La apuesta de la novia, n.º 1480 - septiembre 2014

Título original: The Bridesmaid’s Bet

Publicada originalmente por Harlequin Enterprises, Ltd.

Publicada en español en 2004

Todos los derechos están reservados incluidos los de reproducción, total o parcial. Esta edición ha sido publicada con autorización de Harlequin Books S.A.

Esta es una obra de ficción. Nombres, caracteres, lugares, y situaciones son producto de la imaginación del autor o son utilizados ficticiamente, y cualquier parecido con personas, vivas o muertas, establecimientos de negocios (comerciales), hechos o situaciones son pura coincidencia.

® Harlequin, Julia y logotipo Harlequin son marcas registradas propiedad de Harlequin Enterprises Limited.

® y ™ son marcas registradas por Harlequin Enterprises Limited y sus filiales, utilizadas con licencia.
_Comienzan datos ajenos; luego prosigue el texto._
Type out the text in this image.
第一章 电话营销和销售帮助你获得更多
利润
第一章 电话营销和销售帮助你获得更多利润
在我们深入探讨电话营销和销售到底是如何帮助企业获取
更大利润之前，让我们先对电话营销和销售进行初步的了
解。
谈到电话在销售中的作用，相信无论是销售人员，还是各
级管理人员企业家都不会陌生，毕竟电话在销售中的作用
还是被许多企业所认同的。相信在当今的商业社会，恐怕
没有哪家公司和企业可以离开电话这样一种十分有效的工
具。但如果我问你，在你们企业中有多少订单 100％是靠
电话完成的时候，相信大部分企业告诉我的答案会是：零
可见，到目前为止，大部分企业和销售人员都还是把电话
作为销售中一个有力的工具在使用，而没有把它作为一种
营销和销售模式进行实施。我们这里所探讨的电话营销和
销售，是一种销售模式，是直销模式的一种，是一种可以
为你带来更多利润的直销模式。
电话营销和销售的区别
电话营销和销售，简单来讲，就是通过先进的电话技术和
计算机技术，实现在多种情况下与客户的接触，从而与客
Las marcas que lleven ® están registradas en la Oficina Española de Patentes y Marcas y en otros países.

Imagen de cubierta utilizada con permiso de Harlequin Enterprises Limited. Todos los derechos están reservados.

I.S.B.N.: 978-84-687-4645-6

Editor responsable: Luis Pugni

Conversión ebook: MT Color & Diseño

Capítulo 1

FRANCESCA Milano se ajustó la gorra de béisbol y miró a su hermano mayor, Carlo.
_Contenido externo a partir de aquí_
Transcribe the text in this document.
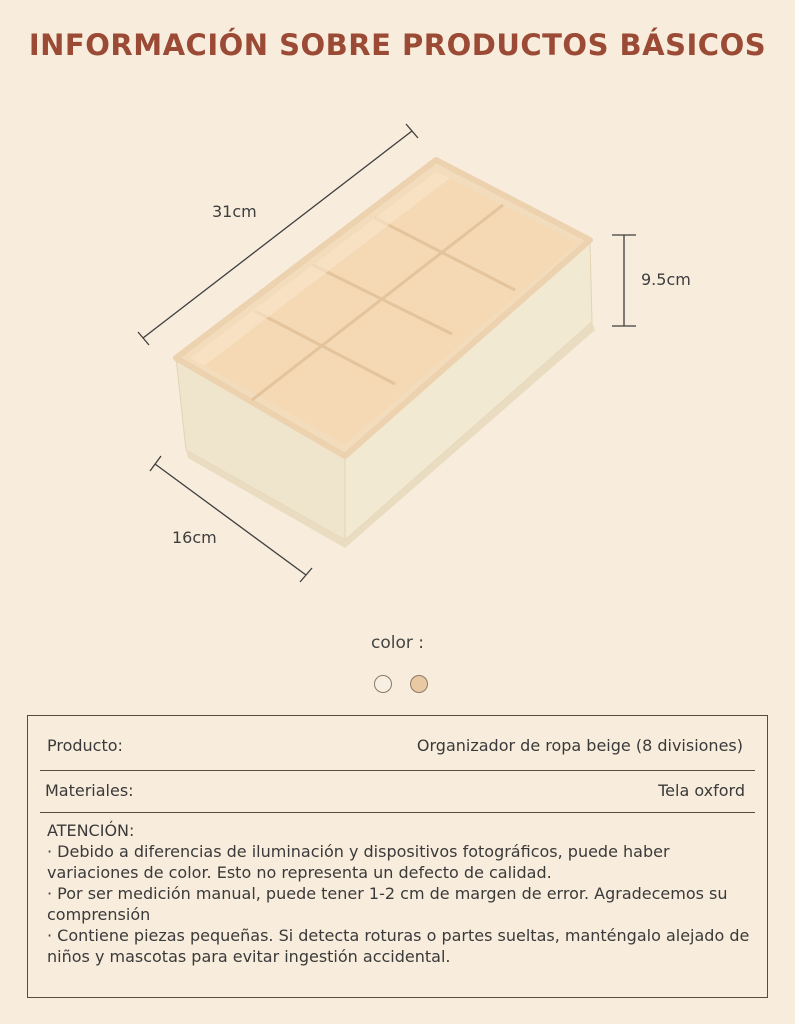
INFORMACIÓN SOBRE PRODUCTOS BÁSICOS
31cm
9.5cm
16cm
color :
Producto:	Organizador de ropa beige (8 divisiones)
Materiales:	Tela oxford

ATENCIÓN:

· Debido a diferencias de iluminación y dispositivos fotográficos, puede haber variaciones de color. Esto no representa un defecto de calidad.

· Por ser medición manual, puede tener 1-2 cm de margen de error. Agradecemos su comprensión

· Contiene piezas pequeñas. Si detecta roturas o partes sueltas, manténgalo alejado de niños y mascotas para evitar ingestión accidental.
—Ayer me pasé todo el día metida en un vestido de dama de honor imitando a Escarlata O’Hara ¿y ahora me dices que te debo dinero?

La fría expresión de Carlo no cambió. Seguía con la mano extendida hacia ella.

—Cincuenta pavos.

Sin haberse recuperado aún de las horas pasadas dentro de aquel vaporoso vestido rojizo de poliéster, Francesca abrió la puerta trasera del apartamento de su padre para que entrara un poco de aire. La brisa de la calle se llevó un poco el olor a la pizza de carne que estaban comiendo su padre, a quien cariñosamente todos llamaban Pop, y el resto de sus hermanos mientras veían el partido de béisbol en la tele de la salita.

Carlo levantó una ceja.

—Deja de remolonear, Franny.

Ella se estaba inspeccionando las cortas uñas que había dejado de morderse hacía poco tiempo.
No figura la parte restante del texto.